Aviso para navegantes de los mares del sur
Las deudas pendientes de contabilizar en el Sistema Nacional de Salud eran 1.680 millones de euros en 2003, el último año disponible. La deuda total acumulada sin contabilizar era de 6.036 millones hasta finales de 2003. Es precisamente la intervención general del Estado la que ofreció estos datos fuera de la contabilidad y de las liquidaciones el pasado mes de Septiembre.

Hace unas semanas se ha sabido que en Gran Bretaña el déficit de 2004-2005 ha sido de 358 millones de Euros y que en 2005-2006 puede llegar a 790 millones. Con estos datos publicados, no le ha quedado otra opción al Director General del NHS que dimitir. En 2003 en España, este Director General debería haber dimitido tres veces por que tenemos casi el triple de déficit. Pero no sucedió nada, incluso se supo lo que había sucedido 2 años más tarde cuando ya había otro gobierno.

Alan Maynard y Andrew Street nos explican esta semana en British Medical Journal su perspectiva sobre cómo se ha llegado hasta ahí y lo que queda por delante. Artículo altamente recomendable como aviso para navegantes de los mismos mares. Se centran en tres aspectos: evaluación de tecnologías, personal y sistemas de asignación de recursos. El papel del NICE se ha visto comprometido en la medida que es un organismo asesor y no vinculante en especial cita los ejemplos de Herceptin que los Tribunales han considerado oportuno recetar y además hoy podríamos citar el caso de Exubera, la insulina inhalada que ha decidido no recomendar y que va a crear una revuelta sin precedentes. El crecimiento del gasto de personal no se ha visto acompañado de un aumento de productividad y resultados. De esta forma más dinero sin los incentivos adecuados se diluye en lo mismo. Y finalmente un enfoque más contable que de incentivos en la definición de nuevos sistemas de pago ha dado lugar a un fiasco que ha obligado a una marcha atrás.
Hoy en día es fundamental comprender la pol&iacu te;tica sanitaria comparada, aprender lo que sucede dadas determinadas condiciones y entornos similares. De otro modo podríamos acompañarlos en el naufragio, aunque quizás ya hemos naufragado y no nos demos cuenta hasta dentro de unos años.




17 de abril de 2006


Un hilo muy fino
Europa es una gran excusa. Armonizar con Europa siempre es un argumento que parece cuajar en los medios como algo inexorable, mientras que la realidad es que armonizamos solo aquello que conviene a determinados intereses, ni más ni menos. Los intereses ya sean económicos o políticos acaban teniendo un ancla potente. Lo que no se imaginan muchos es que tal ancla no descansa en tierra firme. Europa es tan solo un continente en el planeta y otros están creciendo a un ritmo acelerado bajo otros contextos y principios, léase China y Corea por ejemplo. Fijarnos en Europa no es suficiente en un mundo global.

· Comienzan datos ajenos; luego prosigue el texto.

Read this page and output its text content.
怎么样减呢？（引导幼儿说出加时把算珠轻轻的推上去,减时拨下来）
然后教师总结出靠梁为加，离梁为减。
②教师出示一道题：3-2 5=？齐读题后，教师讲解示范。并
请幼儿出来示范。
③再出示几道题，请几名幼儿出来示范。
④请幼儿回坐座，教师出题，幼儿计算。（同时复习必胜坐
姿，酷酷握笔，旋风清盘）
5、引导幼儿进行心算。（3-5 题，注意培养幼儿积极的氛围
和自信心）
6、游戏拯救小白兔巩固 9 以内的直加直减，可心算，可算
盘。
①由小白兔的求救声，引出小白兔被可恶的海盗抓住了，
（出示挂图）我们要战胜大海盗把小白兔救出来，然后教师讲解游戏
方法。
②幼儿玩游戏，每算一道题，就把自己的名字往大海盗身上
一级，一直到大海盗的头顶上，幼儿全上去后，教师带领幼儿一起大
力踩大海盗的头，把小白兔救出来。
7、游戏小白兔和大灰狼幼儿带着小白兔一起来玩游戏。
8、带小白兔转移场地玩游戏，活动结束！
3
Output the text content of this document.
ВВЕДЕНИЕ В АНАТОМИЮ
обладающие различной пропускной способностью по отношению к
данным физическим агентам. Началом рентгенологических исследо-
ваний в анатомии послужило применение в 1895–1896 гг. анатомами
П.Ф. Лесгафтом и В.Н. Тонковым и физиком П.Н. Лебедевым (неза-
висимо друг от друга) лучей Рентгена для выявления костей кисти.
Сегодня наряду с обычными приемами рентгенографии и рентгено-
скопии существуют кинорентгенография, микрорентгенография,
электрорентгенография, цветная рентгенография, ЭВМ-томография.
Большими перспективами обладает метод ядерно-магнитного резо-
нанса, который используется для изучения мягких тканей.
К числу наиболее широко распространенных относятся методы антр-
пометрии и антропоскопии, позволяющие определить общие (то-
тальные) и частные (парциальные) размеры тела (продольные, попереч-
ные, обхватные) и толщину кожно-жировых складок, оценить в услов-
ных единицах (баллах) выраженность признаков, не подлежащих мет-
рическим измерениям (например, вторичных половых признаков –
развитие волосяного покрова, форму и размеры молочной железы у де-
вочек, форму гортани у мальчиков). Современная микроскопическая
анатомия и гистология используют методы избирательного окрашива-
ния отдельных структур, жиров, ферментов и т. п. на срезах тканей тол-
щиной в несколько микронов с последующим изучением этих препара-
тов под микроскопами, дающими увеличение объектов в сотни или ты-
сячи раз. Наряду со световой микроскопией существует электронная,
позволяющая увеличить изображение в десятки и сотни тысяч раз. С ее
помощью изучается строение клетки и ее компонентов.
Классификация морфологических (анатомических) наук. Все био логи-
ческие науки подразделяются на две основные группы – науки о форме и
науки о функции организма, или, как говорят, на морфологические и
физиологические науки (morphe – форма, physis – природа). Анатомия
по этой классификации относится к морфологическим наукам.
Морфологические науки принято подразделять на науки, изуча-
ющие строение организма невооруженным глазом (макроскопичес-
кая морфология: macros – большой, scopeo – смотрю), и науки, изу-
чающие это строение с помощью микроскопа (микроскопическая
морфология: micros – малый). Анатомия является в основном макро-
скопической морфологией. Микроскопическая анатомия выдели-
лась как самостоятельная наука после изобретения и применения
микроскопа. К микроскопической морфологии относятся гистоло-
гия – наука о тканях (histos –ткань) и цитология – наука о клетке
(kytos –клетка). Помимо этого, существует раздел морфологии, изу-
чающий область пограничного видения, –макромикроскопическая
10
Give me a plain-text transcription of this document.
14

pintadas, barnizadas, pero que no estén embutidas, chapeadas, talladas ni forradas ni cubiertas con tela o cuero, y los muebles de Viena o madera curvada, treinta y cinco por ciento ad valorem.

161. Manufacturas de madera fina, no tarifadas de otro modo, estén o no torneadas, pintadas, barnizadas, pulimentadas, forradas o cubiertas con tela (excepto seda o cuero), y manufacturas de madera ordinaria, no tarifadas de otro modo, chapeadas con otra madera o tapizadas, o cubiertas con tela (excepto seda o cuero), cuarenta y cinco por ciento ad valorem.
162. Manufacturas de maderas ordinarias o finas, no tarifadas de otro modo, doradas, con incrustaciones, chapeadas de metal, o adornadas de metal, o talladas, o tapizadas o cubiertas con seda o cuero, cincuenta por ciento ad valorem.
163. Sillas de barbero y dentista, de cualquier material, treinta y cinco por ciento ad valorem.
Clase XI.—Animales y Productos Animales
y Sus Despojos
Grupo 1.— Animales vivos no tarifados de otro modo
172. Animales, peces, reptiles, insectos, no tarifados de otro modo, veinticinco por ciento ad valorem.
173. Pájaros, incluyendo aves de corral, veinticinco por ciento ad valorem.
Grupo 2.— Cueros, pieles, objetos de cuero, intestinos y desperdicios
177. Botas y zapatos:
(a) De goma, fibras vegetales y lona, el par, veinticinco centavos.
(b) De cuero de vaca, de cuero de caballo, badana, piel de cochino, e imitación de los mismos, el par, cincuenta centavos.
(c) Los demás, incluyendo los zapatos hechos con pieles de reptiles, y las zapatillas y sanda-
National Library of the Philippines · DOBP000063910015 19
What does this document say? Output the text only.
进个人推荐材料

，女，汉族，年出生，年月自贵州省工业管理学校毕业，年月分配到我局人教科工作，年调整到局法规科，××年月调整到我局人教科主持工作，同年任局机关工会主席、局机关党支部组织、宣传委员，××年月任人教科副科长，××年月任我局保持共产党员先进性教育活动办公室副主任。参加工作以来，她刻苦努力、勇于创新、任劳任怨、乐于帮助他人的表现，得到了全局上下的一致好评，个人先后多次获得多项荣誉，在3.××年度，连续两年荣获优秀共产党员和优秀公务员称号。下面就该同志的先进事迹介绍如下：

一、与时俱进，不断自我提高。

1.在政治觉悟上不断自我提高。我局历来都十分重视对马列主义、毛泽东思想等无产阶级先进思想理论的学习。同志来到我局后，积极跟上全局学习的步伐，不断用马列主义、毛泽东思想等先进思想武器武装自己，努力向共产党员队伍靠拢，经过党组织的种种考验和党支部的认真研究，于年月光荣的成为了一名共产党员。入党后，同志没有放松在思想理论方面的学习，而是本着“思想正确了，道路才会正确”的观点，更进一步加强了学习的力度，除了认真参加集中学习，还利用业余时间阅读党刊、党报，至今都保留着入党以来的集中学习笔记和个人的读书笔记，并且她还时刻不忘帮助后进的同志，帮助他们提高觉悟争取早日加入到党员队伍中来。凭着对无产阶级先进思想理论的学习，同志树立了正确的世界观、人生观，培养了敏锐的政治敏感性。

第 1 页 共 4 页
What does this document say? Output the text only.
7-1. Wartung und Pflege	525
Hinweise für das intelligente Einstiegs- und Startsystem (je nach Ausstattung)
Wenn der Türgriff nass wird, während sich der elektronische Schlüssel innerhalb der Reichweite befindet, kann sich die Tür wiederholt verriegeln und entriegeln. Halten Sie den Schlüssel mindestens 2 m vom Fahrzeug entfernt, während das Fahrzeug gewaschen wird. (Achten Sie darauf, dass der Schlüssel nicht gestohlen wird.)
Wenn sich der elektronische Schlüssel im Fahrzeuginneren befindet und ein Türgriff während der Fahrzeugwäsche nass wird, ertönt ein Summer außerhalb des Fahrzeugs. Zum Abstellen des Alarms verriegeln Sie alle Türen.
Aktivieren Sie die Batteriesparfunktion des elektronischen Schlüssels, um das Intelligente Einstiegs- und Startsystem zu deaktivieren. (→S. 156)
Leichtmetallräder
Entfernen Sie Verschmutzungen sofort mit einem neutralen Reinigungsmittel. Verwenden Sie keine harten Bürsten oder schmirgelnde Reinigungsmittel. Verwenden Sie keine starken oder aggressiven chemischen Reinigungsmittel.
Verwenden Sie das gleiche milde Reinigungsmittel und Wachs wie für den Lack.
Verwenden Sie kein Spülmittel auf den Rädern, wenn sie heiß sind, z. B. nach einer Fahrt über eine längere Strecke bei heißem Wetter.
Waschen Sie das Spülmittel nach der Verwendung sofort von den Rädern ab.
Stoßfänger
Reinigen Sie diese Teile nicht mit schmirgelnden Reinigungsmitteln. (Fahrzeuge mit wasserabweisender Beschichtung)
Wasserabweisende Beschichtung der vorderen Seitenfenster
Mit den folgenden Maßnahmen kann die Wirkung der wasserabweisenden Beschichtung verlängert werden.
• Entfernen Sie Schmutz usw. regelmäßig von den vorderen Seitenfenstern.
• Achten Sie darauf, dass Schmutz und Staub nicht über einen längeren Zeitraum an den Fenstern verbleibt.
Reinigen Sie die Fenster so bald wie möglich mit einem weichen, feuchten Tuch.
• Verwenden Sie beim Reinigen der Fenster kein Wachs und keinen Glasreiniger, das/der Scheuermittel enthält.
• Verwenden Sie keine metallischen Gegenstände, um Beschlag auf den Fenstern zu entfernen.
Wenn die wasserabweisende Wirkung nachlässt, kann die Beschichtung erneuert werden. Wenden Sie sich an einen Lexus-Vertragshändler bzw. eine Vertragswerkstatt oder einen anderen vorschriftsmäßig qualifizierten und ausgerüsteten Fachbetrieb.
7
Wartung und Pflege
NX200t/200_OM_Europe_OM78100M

Ahora resulta que tenemos que armonizar patentes nuevamente. Así han entrado una enmienda en el proyecto de ley del Medicamento a última hora. La enmienda satisface a Farmaindustria y no a los fabricantes de genéricos. He preguntado repetidamente porqué todas las patentes duran el mismo tiempo y nadie ha sabido contestar satisfactoriamente. La patente compensa el esfuerzo innovador, de acuerdo. Pero no todas las patentes son iguales, algunas aportan más beneficios a la sociedad que otras. La cuestión no es armonizar con Europa, lo relevante es que la duración de la patente se ajuste al valor que se crea, para así retribuir convenientemente. En un entorno mayoritario de financiación pública, la patente se compensa fundamentalmente por la sociedad mediante impuestos.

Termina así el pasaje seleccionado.